1. The debtor and the person concerned (the debtor's son) acknowledged the claims, respectively, the formal execution of the transaction takes place, given that the debtor has not lost control over the activities of the LLC. Consequently, the share belonging to the debtor did not actually leave his property.
2. The subsequent transfer of a share under a gratuitous agreement in favor of a non-interested person in the presence of a debt to the creditor whose claims are included in the register of claims is aimed at withdrawing property and, as a result, causing damage to the property rights of creditors.
3. Transactions aimed at concealing the debtor's property are void on the basis of Articles 10, 168, paragraph 1 of Article 170 of the Civil Code of the Russian Federation. There are no grounds for applying the rules of bilateral restitution, since the fact of payment has not been established for any transaction. The donation agreement is gratuitous, however, as a result of the transaction, the property position of the debtor was intentionally worsened and the volume of his assets was reduced.
4. The exclusion of an LLC from the Unified State Register of Legal Entities in an administrative manner does not mean that the organization has been liquidated - interested parties have the right to challenge the actions of the authorized body. The judicial act adopted in the case is the appropriate basis for amending the Unified State Register of Legal Entities.

Comments:

1. Considering the issue of a deal concluded after a period of suspicion, and establishing the fact of vicious will. The court of appeal took into account the gratuitous nature of the donation agreement concluded in November 2011 and, as a result, the need to establish the depravity of the will only on the part of the donor. At the same time, the debtor confirmed that he had not actually lost control over the activities of the LLC, which was not disputed by the parties to the dispute.
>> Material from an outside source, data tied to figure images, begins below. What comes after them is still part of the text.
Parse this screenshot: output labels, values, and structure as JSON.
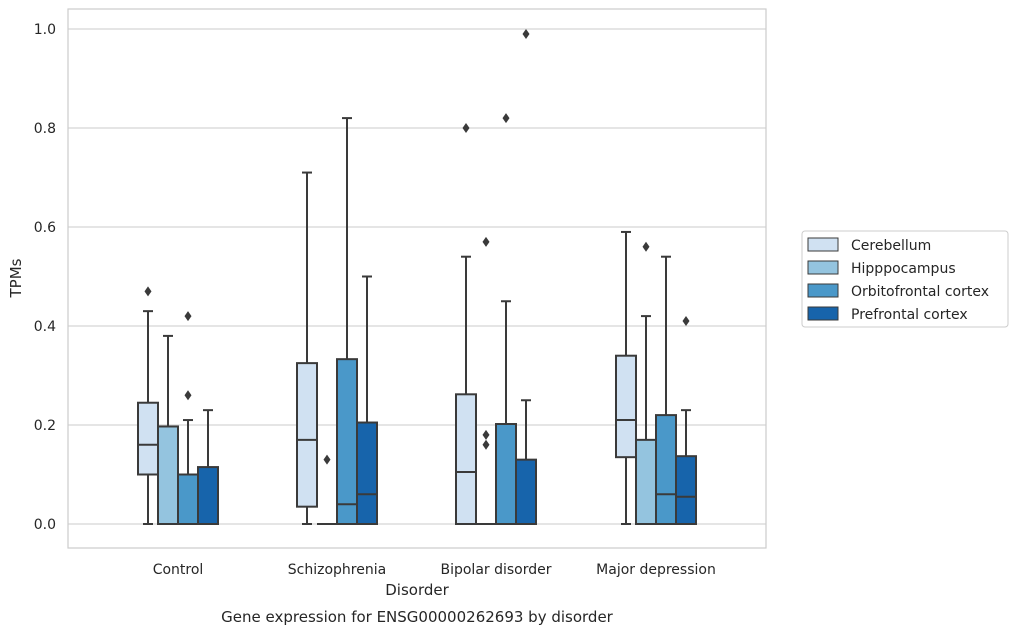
{
  "chart_data": {
    "type": "boxplot",
    "xlabel": "Disorder",
    "ylabel": "TPMs",
    "caption": "Gene expression for ENSG00000262693 by disorder",
    "ylim": [
      -0.05,
      1.04
    ],
    "yticks": [
      "0.0",
      "0.2",
      "0.4",
      "0.6",
      "0.8",
      "1.0"
    ],
    "grid": "horizontal",
    "legend_position": "right",
    "categories": [
      "Control",
      "Schizophrenia",
      "Bipolar disorder",
      "Major depression"
    ],
    "series": [
      {
        "name": "Cerebellum",
        "color": "#d0e1f2",
        "boxes": [
          {
            "q1": 0.1,
            "median": 0.16,
            "q3": 0.245,
            "low": 0.0,
            "high": 0.43,
            "outliers": [
              0.47
            ]
          },
          {
            "q1": 0.035,
            "median": 0.17,
            "q3": 0.325,
            "low": 0.0,
            "high": 0.71,
            "outliers": []
          },
          {
            "q1": 0.0,
            "median": 0.105,
            "q3": 0.262,
            "low": 0.0,
            "high": 0.54,
            "outliers": [
              0.8
            ]
          },
          {
            "q1": 0.135,
            "median": 0.21,
            "q3": 0.34,
            "low": 0.0,
            "high": 0.59,
            "outliers": []
          }
        ]
      },
      {
        "name": "Hipppocampus",
        "color": "#94c4df",
        "boxes": [
          {
            "q1": 0.0,
            "median": 0.0,
            "q3": 0.197,
            "low": 0.0,
            "high": 0.38,
            "outliers": []
          },
          {
            "q1": 0.0,
            "median": 0.0,
            "q3": 0.0,
            "low": 0.0,
            "high": 0.0,
            "outliers": [
              0.13
            ]
          },
          {
            "q1": 0.0,
            "median": 0.0,
            "q3": 0.0,
            "low": 0.0,
            "high": 0.0,
            "outliers": [
              0.16,
              0.18,
              0.57
            ]
          },
          {
            "q1": 0.0,
            "median": 0.0,
            "q3": 0.17,
            "low": 0.0,
            "high": 0.42,
            "outliers": [
              0.56
            ]
          }
        ]
      },
      {
        "name": "Orbitofrontal cortex",
        "color": "#4a98c9",
        "boxes": [
          {
            "q1": 0.0,
            "median": 0.1,
            "q3": 0.1,
            "low": 0.0,
            "high": 0.21,
            "outliers": [
              0.26,
              0.42
            ]
          },
          {
            "q1": 0.0,
            "median": 0.04,
            "q3": 0.333,
            "low": 0.0,
            "high": 0.82,
            "outliers": []
          },
          {
            "q1": 0.0,
            "median": 0.0,
            "q3": 0.202,
            "low": 0.0,
            "high": 0.45,
            "outliers": [
              0.82
            ]
          },
          {
            "q1": 0.0,
            "median": 0.06,
            "q3": 0.22,
            "low": 0.0,
            "high": 0.54,
            "outliers": []
          }
        ]
      },
      {
        "name": "Prefrontal cortex",
        "color": "#1764ab",
        "boxes": [
          {
            "q1": 0.0,
            "median": 0.0,
            "q3": 0.115,
            "low": 0.0,
            "high": 0.23,
            "outliers": []
          },
          {
            "q1": 0.0,
            "median": 0.06,
            "q3": 0.205,
            "low": 0.0,
            "high": 0.5,
            "outliers": []
          },
          {
            "q1": 0.0,
            "median": 0.0,
            "q3": 0.13,
            "low": 0.0,
            "high": 0.25,
            "outliers": [
              0.99
            ]
          },
          {
            "q1": 0.0,
            "median": 0.055,
            "q3": 0.137,
            "low": 0.0,
            "high": 0.23,
            "outliers": [
              0.41
            ]
          }
        ]
      }
    ]
  }
}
Therefore, the court came to the conclusion that the transaction was formally executed, since the share in the LLC did not leave the debtor's possession.
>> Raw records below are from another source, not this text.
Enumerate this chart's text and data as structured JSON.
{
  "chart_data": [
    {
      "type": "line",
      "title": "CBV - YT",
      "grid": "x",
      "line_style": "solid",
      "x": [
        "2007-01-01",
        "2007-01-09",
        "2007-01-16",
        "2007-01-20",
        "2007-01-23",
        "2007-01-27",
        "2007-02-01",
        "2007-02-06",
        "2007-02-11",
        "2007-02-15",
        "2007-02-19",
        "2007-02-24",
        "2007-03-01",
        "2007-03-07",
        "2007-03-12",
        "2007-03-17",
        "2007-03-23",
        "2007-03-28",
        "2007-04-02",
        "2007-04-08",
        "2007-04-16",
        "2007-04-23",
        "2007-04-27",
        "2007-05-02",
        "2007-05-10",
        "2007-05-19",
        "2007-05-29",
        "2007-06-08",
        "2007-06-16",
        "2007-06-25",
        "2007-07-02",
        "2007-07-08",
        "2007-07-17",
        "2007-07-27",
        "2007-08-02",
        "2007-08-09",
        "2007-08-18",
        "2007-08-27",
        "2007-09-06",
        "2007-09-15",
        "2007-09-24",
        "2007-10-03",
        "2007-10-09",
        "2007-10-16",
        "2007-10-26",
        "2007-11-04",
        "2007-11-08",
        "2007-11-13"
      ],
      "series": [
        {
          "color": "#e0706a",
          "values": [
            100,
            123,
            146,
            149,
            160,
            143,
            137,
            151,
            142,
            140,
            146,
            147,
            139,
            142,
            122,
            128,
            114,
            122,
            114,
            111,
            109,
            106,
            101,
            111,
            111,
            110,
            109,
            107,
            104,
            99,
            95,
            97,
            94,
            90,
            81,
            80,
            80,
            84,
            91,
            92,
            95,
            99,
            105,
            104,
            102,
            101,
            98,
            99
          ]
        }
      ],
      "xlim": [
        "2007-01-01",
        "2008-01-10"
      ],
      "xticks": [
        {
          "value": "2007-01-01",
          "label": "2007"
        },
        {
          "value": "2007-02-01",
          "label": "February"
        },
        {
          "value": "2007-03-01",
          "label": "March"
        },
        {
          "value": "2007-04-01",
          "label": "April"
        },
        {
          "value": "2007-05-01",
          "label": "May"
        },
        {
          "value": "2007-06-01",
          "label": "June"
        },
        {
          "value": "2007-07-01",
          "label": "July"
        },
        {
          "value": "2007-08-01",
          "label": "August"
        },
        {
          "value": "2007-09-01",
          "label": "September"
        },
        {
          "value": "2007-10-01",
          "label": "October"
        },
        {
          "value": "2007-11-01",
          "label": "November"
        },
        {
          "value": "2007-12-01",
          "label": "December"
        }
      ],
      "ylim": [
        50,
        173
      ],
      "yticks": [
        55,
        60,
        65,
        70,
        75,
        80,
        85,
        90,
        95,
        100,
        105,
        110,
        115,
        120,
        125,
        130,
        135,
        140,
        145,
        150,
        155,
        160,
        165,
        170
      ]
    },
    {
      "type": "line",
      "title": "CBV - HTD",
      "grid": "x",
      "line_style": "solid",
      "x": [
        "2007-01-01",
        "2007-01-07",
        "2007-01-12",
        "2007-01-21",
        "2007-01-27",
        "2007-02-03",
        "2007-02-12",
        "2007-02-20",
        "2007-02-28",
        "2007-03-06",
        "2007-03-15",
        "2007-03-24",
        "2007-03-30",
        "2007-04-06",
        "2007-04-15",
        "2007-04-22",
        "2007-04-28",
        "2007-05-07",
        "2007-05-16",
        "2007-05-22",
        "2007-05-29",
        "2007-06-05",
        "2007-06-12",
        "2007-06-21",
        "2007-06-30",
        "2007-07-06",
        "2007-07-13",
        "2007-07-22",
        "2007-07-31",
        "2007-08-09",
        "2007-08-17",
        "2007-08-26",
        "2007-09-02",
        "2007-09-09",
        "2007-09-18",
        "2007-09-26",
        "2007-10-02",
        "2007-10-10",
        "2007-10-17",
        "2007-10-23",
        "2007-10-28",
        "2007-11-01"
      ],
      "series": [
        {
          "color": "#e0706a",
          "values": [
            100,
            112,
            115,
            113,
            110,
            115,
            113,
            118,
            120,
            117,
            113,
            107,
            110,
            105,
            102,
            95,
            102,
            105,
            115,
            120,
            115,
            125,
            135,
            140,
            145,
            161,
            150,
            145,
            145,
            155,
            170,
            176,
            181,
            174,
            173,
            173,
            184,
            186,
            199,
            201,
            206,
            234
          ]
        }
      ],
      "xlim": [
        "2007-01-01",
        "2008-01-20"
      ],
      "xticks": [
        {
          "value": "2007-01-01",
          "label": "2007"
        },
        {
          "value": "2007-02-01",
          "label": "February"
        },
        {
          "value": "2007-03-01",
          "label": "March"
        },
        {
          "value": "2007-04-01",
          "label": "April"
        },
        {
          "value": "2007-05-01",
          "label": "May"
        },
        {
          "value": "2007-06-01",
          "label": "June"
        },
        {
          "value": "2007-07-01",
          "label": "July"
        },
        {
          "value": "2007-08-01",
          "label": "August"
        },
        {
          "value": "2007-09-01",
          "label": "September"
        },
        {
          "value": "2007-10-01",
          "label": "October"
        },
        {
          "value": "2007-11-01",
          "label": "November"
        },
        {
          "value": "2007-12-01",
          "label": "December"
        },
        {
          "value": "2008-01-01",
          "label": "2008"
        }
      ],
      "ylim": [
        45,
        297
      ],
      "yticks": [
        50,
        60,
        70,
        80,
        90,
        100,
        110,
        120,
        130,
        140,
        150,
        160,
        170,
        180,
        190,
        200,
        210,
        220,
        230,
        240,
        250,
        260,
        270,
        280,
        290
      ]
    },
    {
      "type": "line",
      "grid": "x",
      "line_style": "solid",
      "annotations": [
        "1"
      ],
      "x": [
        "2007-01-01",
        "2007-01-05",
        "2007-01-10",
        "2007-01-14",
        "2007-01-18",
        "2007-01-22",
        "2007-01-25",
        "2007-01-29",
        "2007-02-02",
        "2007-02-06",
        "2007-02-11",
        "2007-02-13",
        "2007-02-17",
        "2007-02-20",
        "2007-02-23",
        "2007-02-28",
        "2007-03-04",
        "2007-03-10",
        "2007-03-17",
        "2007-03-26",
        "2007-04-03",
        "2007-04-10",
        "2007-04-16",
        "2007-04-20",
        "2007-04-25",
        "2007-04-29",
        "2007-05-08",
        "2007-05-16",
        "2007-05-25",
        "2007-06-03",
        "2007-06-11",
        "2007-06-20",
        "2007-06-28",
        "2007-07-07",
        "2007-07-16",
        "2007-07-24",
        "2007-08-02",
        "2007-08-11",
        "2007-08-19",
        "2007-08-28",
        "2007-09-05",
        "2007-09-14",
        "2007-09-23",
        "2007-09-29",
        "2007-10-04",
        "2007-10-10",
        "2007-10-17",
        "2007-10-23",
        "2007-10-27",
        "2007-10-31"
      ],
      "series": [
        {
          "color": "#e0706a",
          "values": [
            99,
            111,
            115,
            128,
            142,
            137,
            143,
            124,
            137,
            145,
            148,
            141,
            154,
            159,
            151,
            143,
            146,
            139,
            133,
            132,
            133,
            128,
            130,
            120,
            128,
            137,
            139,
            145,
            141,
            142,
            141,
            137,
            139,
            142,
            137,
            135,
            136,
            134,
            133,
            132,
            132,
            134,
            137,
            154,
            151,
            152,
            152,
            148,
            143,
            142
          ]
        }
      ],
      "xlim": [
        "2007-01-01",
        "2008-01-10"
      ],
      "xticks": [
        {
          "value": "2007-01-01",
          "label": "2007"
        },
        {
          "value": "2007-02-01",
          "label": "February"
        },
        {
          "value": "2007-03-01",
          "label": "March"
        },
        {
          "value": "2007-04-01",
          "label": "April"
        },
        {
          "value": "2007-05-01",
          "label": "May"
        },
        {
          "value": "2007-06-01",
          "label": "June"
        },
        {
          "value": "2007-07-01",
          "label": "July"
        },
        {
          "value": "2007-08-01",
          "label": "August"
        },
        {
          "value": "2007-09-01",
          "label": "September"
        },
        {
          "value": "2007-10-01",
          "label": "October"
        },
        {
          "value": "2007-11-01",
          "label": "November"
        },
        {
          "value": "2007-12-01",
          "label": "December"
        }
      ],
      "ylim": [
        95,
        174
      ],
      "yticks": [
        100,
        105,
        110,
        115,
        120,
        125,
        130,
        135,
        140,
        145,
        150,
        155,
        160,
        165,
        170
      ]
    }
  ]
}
2. Establishing the presence of intent to harm the property interests of creditors, as well as to withdraw property - in relation to the subsequent donation of a share in an LLC. The court proceeded from the existence of a debt confirmed by a court decision (April 2018) to the creditor as of the date of conclusion of the donation agreement (August 2018). In addition, the debtor referred to the fact of the conclusion of an assignment agreement in respect of the collected debt between the creditor and the donee, while the procedural succession was denied and it was the fact of the existence of the specified assignment agreement that allowed the debtor to refer to the absence of claims and, as a consequence, the need to exclude this creditor from the register of debtor's claims . Taken together, these circumstances allowed the court to conclude that the transfer of a share drawn up by a donation agreement is free of charge, since it does not confirm the circumstances of the repayment of the debt to the debtor's creditor, confirmed by a court decision.
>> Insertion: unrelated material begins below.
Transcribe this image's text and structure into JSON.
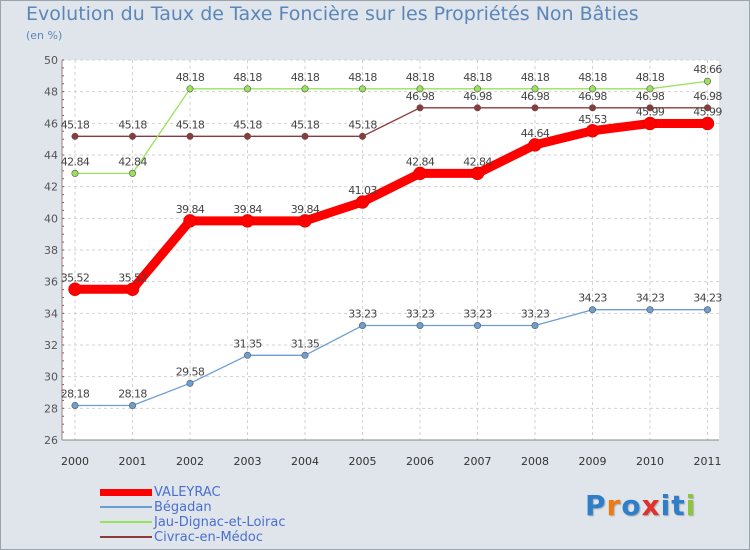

3. The original donation agreement was concluded in November 2011, respectively, outside the limitation period. The debtor's creditor stated that this period was missed, however, the court rejected this argument with reference to Part 2 of Article 199 of the Civil Code of the Russian Federation, considering the creditor to be an improper person who is not a party to the transaction and, accordingly, not entitled to declare that the limitation period has been missed. Separately, the court noted the inconsistency of the actions of the creditor, as it initially supported the position of the financial manager, and later began to take a different position.